Lyxor has unveiled the first emerging markets ETF to exclude China for European investors as the Asian nation increasingly ranks alongside Japan and the US as an asset allocation sector in its own right.

Lyxor MSCI Emerging Markets Ex China Ucits ETF provides exposure to 25 emerging equity markets, including the largest markets after China, such as Brazil, South Korea and India.

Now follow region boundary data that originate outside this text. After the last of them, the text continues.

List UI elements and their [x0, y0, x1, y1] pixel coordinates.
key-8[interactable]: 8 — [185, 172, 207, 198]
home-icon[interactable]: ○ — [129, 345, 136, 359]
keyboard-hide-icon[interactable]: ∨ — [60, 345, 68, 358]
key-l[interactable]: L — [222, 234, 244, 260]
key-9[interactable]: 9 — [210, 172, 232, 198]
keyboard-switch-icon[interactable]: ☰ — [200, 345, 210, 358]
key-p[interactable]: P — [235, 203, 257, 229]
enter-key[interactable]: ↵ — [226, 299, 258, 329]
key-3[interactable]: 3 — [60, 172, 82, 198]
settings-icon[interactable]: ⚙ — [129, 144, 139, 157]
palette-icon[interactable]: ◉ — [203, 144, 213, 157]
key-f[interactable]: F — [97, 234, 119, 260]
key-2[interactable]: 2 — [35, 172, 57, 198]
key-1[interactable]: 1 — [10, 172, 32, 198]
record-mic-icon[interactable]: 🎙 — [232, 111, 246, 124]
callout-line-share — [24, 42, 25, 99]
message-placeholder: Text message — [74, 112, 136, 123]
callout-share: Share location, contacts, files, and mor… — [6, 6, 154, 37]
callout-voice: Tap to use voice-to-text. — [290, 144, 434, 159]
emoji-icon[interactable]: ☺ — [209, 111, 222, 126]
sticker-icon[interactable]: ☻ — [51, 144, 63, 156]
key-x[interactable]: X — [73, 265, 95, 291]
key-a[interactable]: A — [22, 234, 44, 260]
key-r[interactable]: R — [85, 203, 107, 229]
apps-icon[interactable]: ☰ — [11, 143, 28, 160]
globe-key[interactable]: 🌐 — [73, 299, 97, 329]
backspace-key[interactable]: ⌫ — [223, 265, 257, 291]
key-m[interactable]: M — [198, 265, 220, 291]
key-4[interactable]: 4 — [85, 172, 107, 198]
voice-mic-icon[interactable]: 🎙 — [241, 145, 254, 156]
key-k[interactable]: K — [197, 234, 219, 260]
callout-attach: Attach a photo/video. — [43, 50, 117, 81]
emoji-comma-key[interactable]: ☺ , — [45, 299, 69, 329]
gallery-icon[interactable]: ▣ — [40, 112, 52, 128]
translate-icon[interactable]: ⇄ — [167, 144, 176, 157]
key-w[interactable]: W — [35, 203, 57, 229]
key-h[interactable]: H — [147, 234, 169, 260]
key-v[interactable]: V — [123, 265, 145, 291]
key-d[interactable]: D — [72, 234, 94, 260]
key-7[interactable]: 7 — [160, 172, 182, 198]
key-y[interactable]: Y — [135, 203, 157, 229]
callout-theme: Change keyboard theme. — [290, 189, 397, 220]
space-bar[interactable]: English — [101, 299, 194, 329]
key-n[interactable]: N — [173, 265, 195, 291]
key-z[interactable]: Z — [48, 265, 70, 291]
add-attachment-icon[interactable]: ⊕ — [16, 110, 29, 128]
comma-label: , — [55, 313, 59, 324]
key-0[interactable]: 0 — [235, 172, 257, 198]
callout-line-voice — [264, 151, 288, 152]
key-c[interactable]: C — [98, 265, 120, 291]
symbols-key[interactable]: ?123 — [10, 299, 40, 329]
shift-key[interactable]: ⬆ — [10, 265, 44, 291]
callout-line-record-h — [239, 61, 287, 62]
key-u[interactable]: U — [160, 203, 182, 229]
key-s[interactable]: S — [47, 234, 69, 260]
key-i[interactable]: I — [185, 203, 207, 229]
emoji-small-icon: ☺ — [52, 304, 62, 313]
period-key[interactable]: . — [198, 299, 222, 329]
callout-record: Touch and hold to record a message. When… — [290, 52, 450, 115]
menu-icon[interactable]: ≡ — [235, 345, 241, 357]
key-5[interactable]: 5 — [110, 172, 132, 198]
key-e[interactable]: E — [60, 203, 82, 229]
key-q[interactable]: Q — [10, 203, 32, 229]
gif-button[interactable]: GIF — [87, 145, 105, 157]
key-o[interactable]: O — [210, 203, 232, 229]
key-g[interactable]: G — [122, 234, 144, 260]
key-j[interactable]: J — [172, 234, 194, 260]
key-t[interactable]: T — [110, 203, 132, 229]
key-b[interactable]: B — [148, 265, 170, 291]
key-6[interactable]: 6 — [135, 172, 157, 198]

It has a 0.30% fee and is synthetically replicated.

It has been listed in USD on the London Stock Exchange and in euros on the Deutsche Boerse.

Shaking up access to Asia

Lyxor many European investors find it hard to manage their allocation to Asia within broad emerging markets funds.

Tilney managing director Jason Hollands said the ETF creates more avenues for portfolio managers to access China via an Asian equity product, single country fund or to avoid the country altogether.

“In my view it is useful to have such a strategy available within an investment tool box, though we have a preference for full rather than synthetic replication.”

Lyxor already offers  MSCI China ETF in Europe, also with a fee of 0.30%.

China will become like the US and Japan for asset allocation

Ex-China products will eventually become the norm, said Adrian Lowcock, head of personal investing at Willis Owen. “As China’s weighting in the EM indices grows, they will become increasingly dominated by China and therefore a funds relative exposure to the country will be the main influence for the performance.

“We have already seen this happening to some extent in recent years. Having funds which give exposure to assets classes excluding a certain countries is not new and the China one is probably the current trend.”

Lyxor said given China’s size, high population and ongoing market liberalisation, it believes the country should play a bigger role in portfolios, and that it should now be considered as a separate, standalone allocation.

Lowcock added: “China is the world’s second largest economy so as it opens up its stock market to foreign investors, it will also be a major asset allocation sector in its own right – just as Japan or the US is.”

China is forecast to contribute 28% of global GDP growth in 2019–2020, according the IMF outlook from April.